O candidato à Presidência da República afirma que os cartazes “não diziam que os ciganos não cumprem a lei”, embora, no mesmo discurso, acuse a comunidade de ter “condicionado sempre tudo e todos e ameaçado as instituições”.
Na sede oficial do Chega no Porto, Ventura diz ter pesquisado por outras situações semelhantes e acusou o tribunal de "censura" ao Chega e de abrir um “precedente gravíssimo”.
"O Chega irá nas próximas horas reunir comigo, enquanto candidato presidencial, e com a nossa equipa jurídica, para analisar os efeitos desta decisão, os seus prazos, e também a possibilidade ou não da interposição de recurso", avança o candidato, em declaração aos jornalistas.

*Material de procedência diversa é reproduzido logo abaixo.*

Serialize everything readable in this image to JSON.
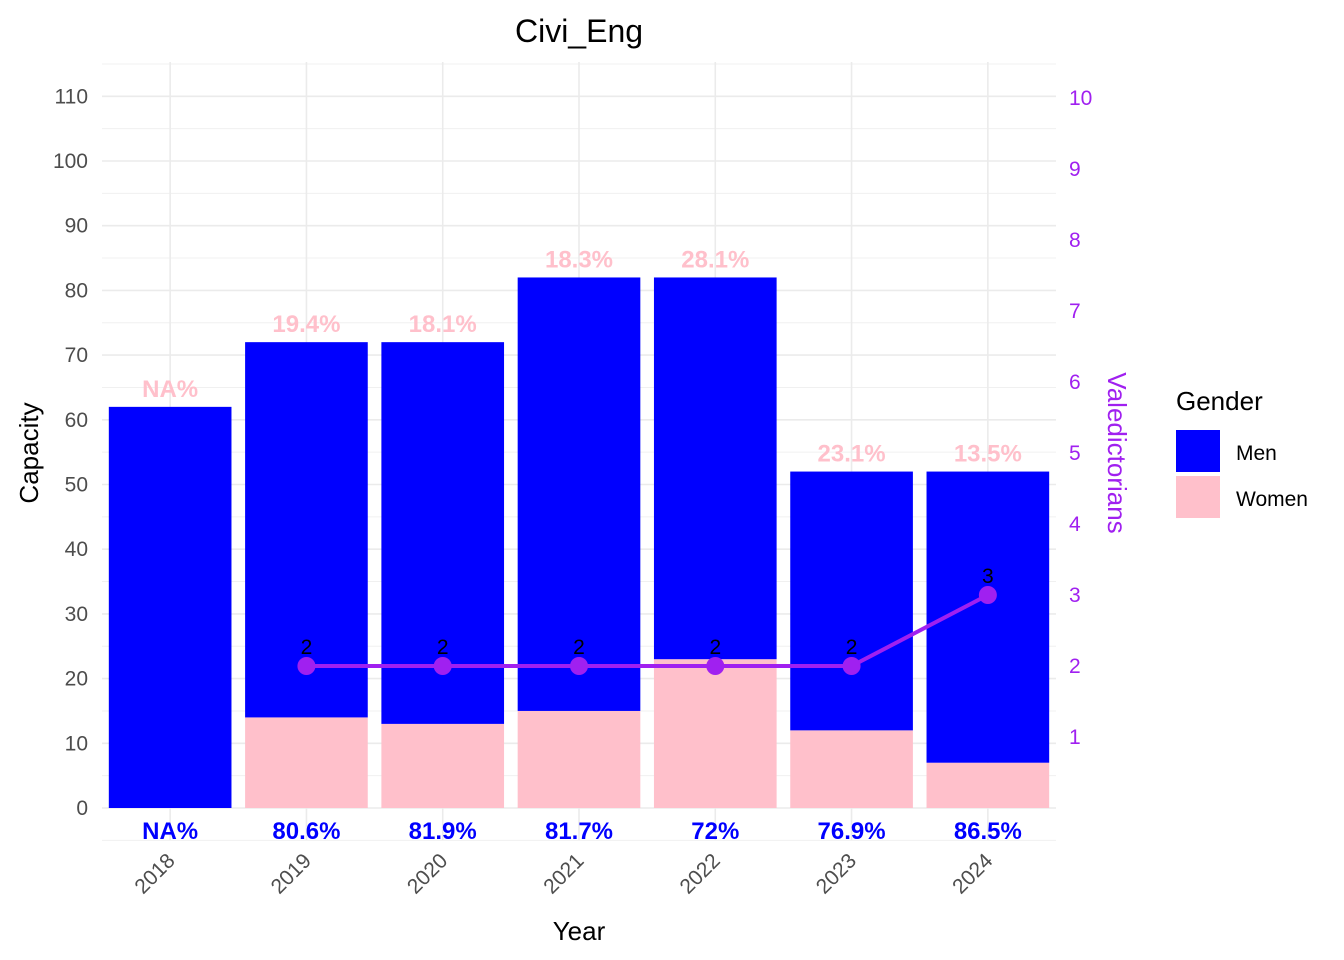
{
  "chart_data": {
    "type": "bar",
    "title": "Civi_Eng",
    "xlabel": "Year",
    "ylabel": "Capacity",
    "y2label": "Valedictorians",
    "categories": [
      "2018",
      "2019",
      "2020",
      "2021",
      "2022",
      "2023",
      "2024"
    ],
    "ylim": [
      0,
      115
    ],
    "y_ticks": [
      0,
      10,
      20,
      30,
      40,
      50,
      60,
      70,
      80,
      90,
      100,
      110
    ],
    "y2lim": [
      0,
      10.5
    ],
    "y2_ticks": [
      1,
      2,
      3,
      4,
      5,
      6,
      7,
      8,
      9,
      10
    ],
    "stacked": true,
    "grid": true,
    "legend": {
      "title": "Gender",
      "position": "right"
    },
    "series": [
      {
        "name": "Men",
        "color": "#0000ff",
        "values": [
          62,
          58,
          59,
          67,
          59,
          40,
          45
        ]
      },
      {
        "name": "Women",
        "color": "#ffc0cb",
        "values": [
          0,
          14,
          13,
          15,
          23,
          12,
          7
        ]
      }
    ],
    "totals": [
      62,
      72,
      72,
      82,
      82,
      52,
      52
    ],
    "top_labels": [
      "NA%",
      "19.4%",
      "18.1%",
      "18.3%",
      "28.1%",
      "23.1%",
      "13.5%"
    ],
    "top_label_color": "#ffc0cb",
    "bottom_labels": [
      "NA%",
      "80.6%",
      "81.9%",
      "81.7%",
      "72%",
      "76.9%",
      "86.5%"
    ],
    "bottom_label_color": "#0000ff",
    "line_series": {
      "name": "Valedictorians",
      "color": "#a020f0",
      "x": [
        "2019",
        "2020",
        "2021",
        "2022",
        "2023",
        "2024"
      ],
      "values": [
        2,
        2,
        2,
        2,
        2,
        3
      ],
      "labels": [
        "2",
        "2",
        "2",
        "2",
        "2",
        "3"
      ]
    }
  }
}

Já a associação cigana Techari saudou a decisão, que “representa um momento relevante para a defesa da dignidade, da igualdade e do Estado de direito democrático em Portugal”.
A decisão do tribunal
O tribunal determinou ainda que, caso os cartazes não sejam retirados no prazo de 24 horas, André Ventura terá que pagar 2.500€ por cada dia em que os cartazes permaneçam afixados e por cartaz.
O tribunal deu assim razão às seis associações de ciganos que instauraram a ação contra André Ventura que deu entrada em tribunal a 10 de novembro.